Pull these heart strings

everythings eventual. [05 Feb 2003|12:58pm]
[ mood | nostalgic ]
[ music | that mary lou lord song that started it all.... ]

jer
sweet like Jer Bear you are. You're a hottie, even
though you deny it. You're loyal to your
friends, trade clothes with them, visit them at
work, and you rock for it. You're such a big
part of 202 that you spend pretty much all of
your time there.


which 202 are you?
brought to you by Quizilla


things are weird again.

im thinking about A alot. it seems like a night doesnt go by where my dreams are overrun with past memories of the girl i let go of. i walk to class, and something, even the tiniest thing qill remind me of her.
i thought i knew what i was doing, but as per usual i had no fucking clue.

sara told me yesterday that ill know when its time for me to make contact again, if ever. she knows way too much for such a small girl. but she knows best.
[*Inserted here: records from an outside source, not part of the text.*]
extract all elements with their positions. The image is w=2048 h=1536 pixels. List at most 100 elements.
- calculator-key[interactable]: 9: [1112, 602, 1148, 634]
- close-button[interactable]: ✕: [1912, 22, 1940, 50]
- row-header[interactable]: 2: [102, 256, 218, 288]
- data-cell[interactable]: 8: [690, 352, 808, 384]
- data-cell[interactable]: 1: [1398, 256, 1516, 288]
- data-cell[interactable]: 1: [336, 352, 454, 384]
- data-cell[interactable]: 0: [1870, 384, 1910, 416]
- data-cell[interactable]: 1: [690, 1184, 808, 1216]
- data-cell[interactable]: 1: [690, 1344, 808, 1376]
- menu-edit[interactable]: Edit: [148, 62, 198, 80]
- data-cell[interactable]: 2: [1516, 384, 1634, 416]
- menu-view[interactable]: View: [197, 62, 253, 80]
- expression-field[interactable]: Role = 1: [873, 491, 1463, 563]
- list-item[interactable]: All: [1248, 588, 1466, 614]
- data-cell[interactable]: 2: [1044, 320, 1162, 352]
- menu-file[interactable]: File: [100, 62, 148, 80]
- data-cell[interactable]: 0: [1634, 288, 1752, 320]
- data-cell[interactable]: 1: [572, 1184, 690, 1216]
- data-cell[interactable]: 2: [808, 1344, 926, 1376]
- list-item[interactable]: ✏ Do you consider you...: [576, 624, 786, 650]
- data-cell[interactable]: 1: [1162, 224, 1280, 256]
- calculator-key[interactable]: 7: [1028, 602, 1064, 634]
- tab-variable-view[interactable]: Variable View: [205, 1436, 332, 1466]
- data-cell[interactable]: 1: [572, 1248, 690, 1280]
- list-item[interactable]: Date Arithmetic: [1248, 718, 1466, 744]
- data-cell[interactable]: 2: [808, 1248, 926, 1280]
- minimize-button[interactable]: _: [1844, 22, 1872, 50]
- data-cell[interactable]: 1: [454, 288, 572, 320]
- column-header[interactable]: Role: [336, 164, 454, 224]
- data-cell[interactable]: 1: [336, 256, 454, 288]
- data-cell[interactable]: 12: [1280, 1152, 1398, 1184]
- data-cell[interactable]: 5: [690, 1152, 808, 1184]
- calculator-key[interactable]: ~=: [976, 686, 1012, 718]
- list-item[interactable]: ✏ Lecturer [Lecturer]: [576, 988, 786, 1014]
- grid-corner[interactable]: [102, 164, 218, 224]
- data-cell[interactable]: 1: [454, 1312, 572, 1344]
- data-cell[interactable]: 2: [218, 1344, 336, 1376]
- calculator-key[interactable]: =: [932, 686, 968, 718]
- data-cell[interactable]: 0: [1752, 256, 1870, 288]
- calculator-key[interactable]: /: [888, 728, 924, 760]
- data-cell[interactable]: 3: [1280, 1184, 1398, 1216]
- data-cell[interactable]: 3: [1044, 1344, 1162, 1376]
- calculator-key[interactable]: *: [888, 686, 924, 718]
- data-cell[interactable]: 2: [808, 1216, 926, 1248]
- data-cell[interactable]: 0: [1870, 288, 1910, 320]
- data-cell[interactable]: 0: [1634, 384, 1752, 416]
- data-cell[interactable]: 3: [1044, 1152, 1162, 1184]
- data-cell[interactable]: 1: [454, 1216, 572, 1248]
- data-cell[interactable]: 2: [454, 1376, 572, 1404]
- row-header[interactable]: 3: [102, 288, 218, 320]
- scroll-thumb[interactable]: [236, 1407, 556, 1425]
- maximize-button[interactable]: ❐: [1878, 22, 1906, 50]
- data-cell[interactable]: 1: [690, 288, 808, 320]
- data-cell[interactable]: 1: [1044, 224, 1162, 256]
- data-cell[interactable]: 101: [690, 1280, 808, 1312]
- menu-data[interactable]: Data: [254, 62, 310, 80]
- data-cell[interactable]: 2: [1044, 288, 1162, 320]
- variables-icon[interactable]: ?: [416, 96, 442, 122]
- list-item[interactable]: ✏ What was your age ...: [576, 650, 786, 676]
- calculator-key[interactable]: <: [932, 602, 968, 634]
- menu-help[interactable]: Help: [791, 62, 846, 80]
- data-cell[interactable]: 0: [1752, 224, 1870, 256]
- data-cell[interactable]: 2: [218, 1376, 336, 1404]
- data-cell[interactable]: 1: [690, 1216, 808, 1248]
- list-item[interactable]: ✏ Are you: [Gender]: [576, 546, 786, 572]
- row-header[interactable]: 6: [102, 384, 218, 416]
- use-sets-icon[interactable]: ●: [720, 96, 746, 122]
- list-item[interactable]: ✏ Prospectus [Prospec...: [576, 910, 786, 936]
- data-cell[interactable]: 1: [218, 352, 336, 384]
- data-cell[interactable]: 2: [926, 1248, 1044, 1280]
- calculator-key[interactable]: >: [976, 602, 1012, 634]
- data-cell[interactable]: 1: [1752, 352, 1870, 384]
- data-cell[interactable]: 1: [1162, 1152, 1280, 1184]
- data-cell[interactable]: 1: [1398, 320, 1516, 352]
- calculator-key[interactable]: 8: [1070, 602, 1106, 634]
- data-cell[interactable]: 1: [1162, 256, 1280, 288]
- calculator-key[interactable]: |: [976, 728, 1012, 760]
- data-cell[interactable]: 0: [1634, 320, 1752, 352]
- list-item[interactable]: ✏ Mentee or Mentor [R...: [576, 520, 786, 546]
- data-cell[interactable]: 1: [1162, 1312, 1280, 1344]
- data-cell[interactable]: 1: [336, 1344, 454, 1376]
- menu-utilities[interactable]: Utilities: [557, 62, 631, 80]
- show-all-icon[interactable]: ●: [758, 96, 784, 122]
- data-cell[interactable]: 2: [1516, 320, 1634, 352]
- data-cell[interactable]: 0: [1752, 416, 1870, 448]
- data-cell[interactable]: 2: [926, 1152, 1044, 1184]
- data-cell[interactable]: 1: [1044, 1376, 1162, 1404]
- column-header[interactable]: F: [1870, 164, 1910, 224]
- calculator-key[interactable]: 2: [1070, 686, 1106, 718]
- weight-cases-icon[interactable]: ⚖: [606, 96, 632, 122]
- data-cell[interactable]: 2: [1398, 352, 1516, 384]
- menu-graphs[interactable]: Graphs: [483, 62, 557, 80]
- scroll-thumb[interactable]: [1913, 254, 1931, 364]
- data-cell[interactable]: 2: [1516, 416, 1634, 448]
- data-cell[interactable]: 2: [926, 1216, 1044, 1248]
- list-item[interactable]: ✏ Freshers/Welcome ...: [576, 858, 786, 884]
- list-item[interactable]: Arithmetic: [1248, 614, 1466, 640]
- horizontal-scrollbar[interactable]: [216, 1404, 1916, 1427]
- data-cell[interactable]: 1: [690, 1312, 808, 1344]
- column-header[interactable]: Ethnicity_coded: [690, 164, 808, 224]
so now this...the ever present question thats been hovering over my head for months...was it love? was it something new i was afraid to give my entire self over to? or was it just a cowards way of hurting someone that really did care about me? i hurt d to get a, and i hurt a to get.....nothing. i did it for no other reason than that i was afraid id love her too much.

well the jokes on me. im in love...again. still.